5.29. Ferroptosis-Related Genes

Ferroptosis-related genes were downloaded from the well-documented list of human ferroptosis-related genes; 259 ferroptosis-related genes were downloaded from the FerrDb V2 database (http://www.zhounan.org/ferrdb/current/) (accessed on 23 June 2025).

5.30. Co-Expression Network Analysis of NRP1 and VEGFB in Myocardial Injury

Differential gene expression data were obtained from the GREIN platform for five MI-relevant RNA-seq datasets (GSE173983, GSE156869, GSE127853, GSE115031 (human); GSE147929 (mouse)). Each dataset was analyzed independently to preserve biological context and avoid batch effects. Differential expression analysis compared MI samples to controls using species-specific pipelines. Co-expression analysis of NRP1 and VEGFB was performed separately within each dataset. Genes with a Pearson correlation coefficient of R² > 0.8 were identified as co-expressed.
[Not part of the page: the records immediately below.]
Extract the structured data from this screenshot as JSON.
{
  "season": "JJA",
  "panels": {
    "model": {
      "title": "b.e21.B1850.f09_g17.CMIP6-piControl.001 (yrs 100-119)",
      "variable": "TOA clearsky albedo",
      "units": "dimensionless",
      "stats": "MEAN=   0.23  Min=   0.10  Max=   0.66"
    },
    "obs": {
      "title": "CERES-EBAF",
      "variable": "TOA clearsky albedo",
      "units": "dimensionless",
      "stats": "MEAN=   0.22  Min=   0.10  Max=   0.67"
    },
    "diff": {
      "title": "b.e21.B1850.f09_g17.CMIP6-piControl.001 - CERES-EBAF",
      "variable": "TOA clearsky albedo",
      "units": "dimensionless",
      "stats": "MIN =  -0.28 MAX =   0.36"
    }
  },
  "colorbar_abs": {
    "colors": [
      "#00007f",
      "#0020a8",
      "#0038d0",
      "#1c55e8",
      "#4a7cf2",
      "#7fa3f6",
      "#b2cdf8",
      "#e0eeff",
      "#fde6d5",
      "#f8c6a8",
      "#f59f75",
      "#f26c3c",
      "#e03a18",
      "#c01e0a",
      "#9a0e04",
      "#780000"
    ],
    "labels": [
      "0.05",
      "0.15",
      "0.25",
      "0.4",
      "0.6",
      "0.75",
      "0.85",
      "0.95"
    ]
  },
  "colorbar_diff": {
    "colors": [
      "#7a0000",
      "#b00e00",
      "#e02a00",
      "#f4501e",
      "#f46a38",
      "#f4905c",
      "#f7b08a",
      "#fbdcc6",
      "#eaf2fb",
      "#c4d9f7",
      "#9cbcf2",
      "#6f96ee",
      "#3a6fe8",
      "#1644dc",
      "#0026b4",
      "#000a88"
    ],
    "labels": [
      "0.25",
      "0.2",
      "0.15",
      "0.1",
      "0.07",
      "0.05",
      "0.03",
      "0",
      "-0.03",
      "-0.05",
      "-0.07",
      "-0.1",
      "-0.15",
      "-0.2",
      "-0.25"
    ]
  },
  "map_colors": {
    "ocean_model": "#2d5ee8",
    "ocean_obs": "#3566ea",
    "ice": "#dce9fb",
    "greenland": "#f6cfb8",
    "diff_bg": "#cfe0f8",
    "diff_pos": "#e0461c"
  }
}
5.31. Pathway Enrichment and Network Analysis

A core set of 245 genes, conserved across five MI-related RNA-seq datasets, was subjected to over-representation analysis using Gene Ontology (GO), Disease Ontology (DO), and KEGG databases. Functional enrichment was performed using clusterProfiler in R(4.4.2), with p-adjusted < 0.05 as the significance cutoff. Enriched GO terms highlighted key processes in MI, including apoptosis, angiogenesis, inflammation, and metabolic adaptation. DO terms confirmed cardiac and cerebral ischemia relevance, while KEGG pathways included cardiomyopathy, myocarditis, and vascular remodeling. To assess MI-specific network rewiring, we analyzed the top 200 genes most positively or negatively correlated with NRP1 and VEGFB in GSE115031. Gene correlation was computed using Pearson coefficients, and separate GO enrichment analyses were conducted for the control and MI groups. This enabled identification of context-dependent shifts in NRP1/VEGFB regulatory networks during myocardial injury.
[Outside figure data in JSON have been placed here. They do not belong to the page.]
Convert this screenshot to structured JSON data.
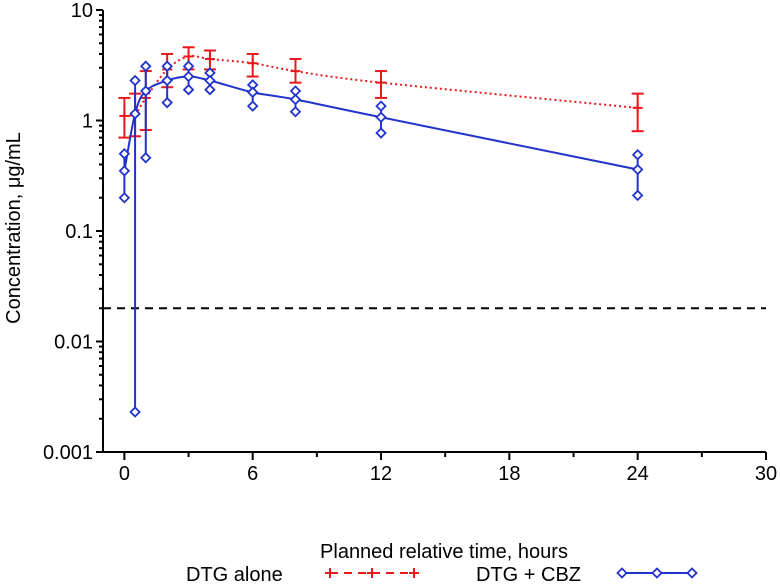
{
  "chart_data": {
    "type": "line",
    "xlabel": "Planned relative time, hours",
    "ylabel": "Concentration, μg/mL",
    "xlim": [
      -1,
      30
    ],
    "ylim": [
      0.001,
      10
    ],
    "y_scale": "log",
    "x_ticks": [
      0,
      6,
      12,
      18,
      24,
      30
    ],
    "y_ticks": [
      0.001,
      0.01,
      0.1,
      1,
      10
    ],
    "y_tick_labels": [
      "0.001",
      "0.01",
      "0.1",
      "1",
      "10"
    ],
    "grid": false,
    "legend_position": "bottom",
    "reference_line": {
      "y": 0.02,
      "style": "dashed",
      "color": "#000000"
    },
    "series": [
      {
        "name": "DTG  alone",
        "color": "#e8191c",
        "line_style": "dotted",
        "marker": "plus",
        "points": [
          {
            "x": 0,
            "y": 1.1,
            "lo": 0.7,
            "hi": 1.6
          },
          {
            "x": 0.5,
            "y": 1.15,
            "lo": 0.72,
            "hi": 1.75
          },
          {
            "x": 1,
            "y": 1.6,
            "lo": 0.82,
            "hi": 2.8
          },
          {
            "x": 2,
            "y": 2.9,
            "lo": 2.0,
            "hi": 4.0
          },
          {
            "x": 3,
            "y": 3.8,
            "lo": 2.9,
            "hi": 4.6
          },
          {
            "x": 4,
            "y": 3.6,
            "lo": 2.9,
            "hi": 4.3
          },
          {
            "x": 6,
            "y": 3.3,
            "lo": 2.5,
            "hi": 4.0
          },
          {
            "x": 8,
            "y": 2.8,
            "lo": 2.2,
            "hi": 3.6
          },
          {
            "x": 12,
            "y": 2.2,
            "lo": 1.6,
            "hi": 2.8
          },
          {
            "x": 24,
            "y": 1.3,
            "lo": 0.8,
            "hi": 1.75
          }
        ]
      },
      {
        "name": "DTG + CBZ",
        "color": "#2233cc",
        "line_style": "solid",
        "marker": "diamond",
        "points": [
          {
            "x": 0,
            "y": 0.35,
            "lo": 0.2,
            "hi": 0.5
          },
          {
            "x": 0.5,
            "y": 1.15,
            "lo": 0.0023,
            "hi": 2.3
          },
          {
            "x": 1,
            "y": 1.85,
            "lo": 0.46,
            "hi": 3.1
          },
          {
            "x": 2,
            "y": 2.3,
            "lo": 1.45,
            "hi": 3.1
          },
          {
            "x": 3,
            "y": 2.5,
            "lo": 1.9,
            "hi": 3.1
          },
          {
            "x": 4,
            "y": 2.3,
            "lo": 1.9,
            "hi": 2.7
          },
          {
            "x": 6,
            "y": 1.8,
            "lo": 1.35,
            "hi": 2.1
          },
          {
            "x": 8,
            "y": 1.55,
            "lo": 1.2,
            "hi": 1.85
          },
          {
            "x": 12,
            "y": 1.07,
            "lo": 0.77,
            "hi": 1.35
          },
          {
            "x": 24,
            "y": 0.36,
            "lo": 0.21,
            "hi": 0.49
          }
        ]
      }
    ]
  }
}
5.32. Statistical Analysis

All experimental data were analyzed using GraphPad Prism (Version 9) and presented as mean ± standard error of the mean (SEM). Each experiment was performed in at least three independent biological replicates to ensure reproducibility. For comparisons between two groups, an unpaired two-tailed Student’s t-test was used. For multiple-group comparisons, a one-way analysis of variance (ANOVA) followed by Tukey’s post hoc test was applied to determine statistical significance. For gene expression analysis via RT-qPCR, the ΔΔCt method was employed to calculate relative fold changes in mRNA levels, with target genes normalized to β-actin as the internal control. A p-value of less than 0.05 was considered statistically significant, with significance levels denoted as follows: * p < 0.05; ** p < 0.01; ** p < 0.001; and **** p < 0.0001. Data were visually represented using bar graphs or scatter plots, with error bars indicating the mean ± standard deviation (SD).